Услышав их шаги, он медленно поднял голову. На его лице не было ни удивления, ни раздражения. Только лёгкая, вежливая заинтересованность, будто к нему зашли соседи за солью, а не враги, чтобы сорвать все его планы.
— Я знал, что вы вернётесь, — сказал он, закрывая книгу с тихим шуршанием страниц. Голос его был спокоен, почти ласков. — Рациональность, столкнувшись с тупиком, всегда обращается к иррациональному. В вашем случае — к попытке диалога с тем, кого вы считаете иррациональным. Ирония, да? Вы пришли спорить с чумой о её моральном облике.
— Мы пришли не дискутировать, Левин, — начал Артём, останавливаясь в нескольких метрах от него. Он старался говорить твёрдо, поставив ноги на ширине плеч, как учили на курсах по деэскалации конфликтов, но голос предательски дрогнул, выдав внутреннюю дрожь. — Мы пришли потребовать, чтобы вы прекратили это безумие.
— «Потребовать»? — Кирилл мягко улыбнулся, отставив книгу в сторону. — Интересный выбор слова. Оно подразумевает, что у вас есть власть требовать.
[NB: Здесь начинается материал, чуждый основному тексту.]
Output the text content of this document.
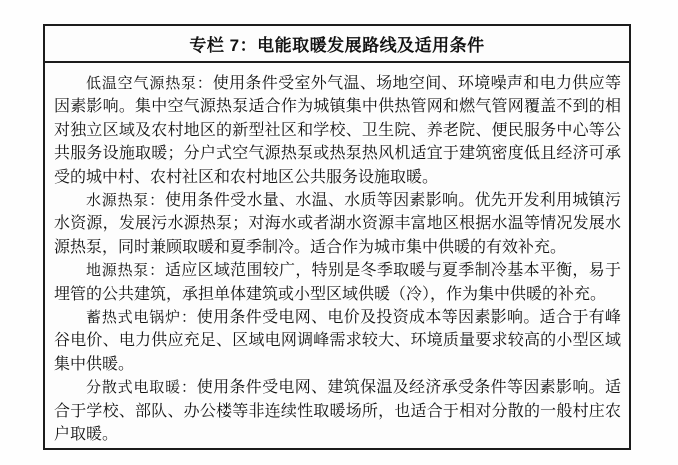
专栏 7：电能取暖发展路线及适用条件

低温空气源热泵：使用条件受室外气温、场地空间、环境噪声和电力供应等因素影响。集中空气源热泵适合作为城镇集中供热管网和燃气管网覆盖不到的相对独立区域及农村地区的新型社区和学校、卫生院、养老院、便民服务中心等公共服务设施取暖；分户式空气源热泵或热泵热风机适宜于建筑密度低且经济可承受的城中村、农村社区和农村地区公共服务设施取暖。

水源热泵：使用条件受水量、水温、水质等因素影响。优先开发利用城镇污水资源，发展污水源热泵；对海水或者湖水资源丰富地区根据水温等情况发展水源热泵，同时兼顾取暖和夏季制冷。适合作为城市集中供暖的有效补充。

地源热泵：适应区域范围较广，特别是冬季取暖与夏季制冷基本平衡，易于埋管的公共建筑，承担单体建筑或小型区域供暖（冷），作为集中供暖的补充。

蓄热式电锅炉：使用条件受电网、电价及投资成本等因素影响。适合于有峰谷电价、电力供应充足、区域电网调峰需求较大、环境质量要求较高的小型区域集中供暖。

分散式电取暖：使用条件受电网、建筑保温及经济承受条件等因素影响。适合于学校、部队、办公楼等非连续性取暖场所，也适合于相对分散的一般村庄农户取暖。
Но, насколько я вижу, власти у вас нет. Ваш Институт вас отринул. Ваши протоколы бессильны перед тем, что я создаю. Что же осталось? Моральное превосходство? — Он покачал головой, и свет кристалла скользнул по его идеально подстриженным волосам. — Оно не работает на тех, кто считает мораль условностью, социальным договором для слабых. А я, позволю себе заметить, себя к слабым не отношу.
— Работает страх, — встряла Вера. Её глаза горели холодным огнём, в котором смешались ненависть, отчаяние и та самая ярость, что заставляет биться в клетке. — Страх последствий. Ты же не дурак, хоть и прикидываешься пророком. Ты понимаешь, что произойдёт, когда твой «вирус» вырвется наружу. Это будет не освобождение. Это будет бойня без правил и без конца. Люди начнут желать друг другу смерти, богатства, любви — и всё это будет сбываться буквально, мгновенно, без фильтров! Город разорвёт на куски в первый же час! Ты построишь не царство свободы, а ад на земле, где каждый будет богом для соседа и добычей для следующего!
Кирилл слушал её внимательно, слегка склонив голову набок, как профессор, выслушивающий смелую, но наивную гипотезу студента-первокурсника. Его пальцы мягко постукивали по колену, отбивая невидимый такт.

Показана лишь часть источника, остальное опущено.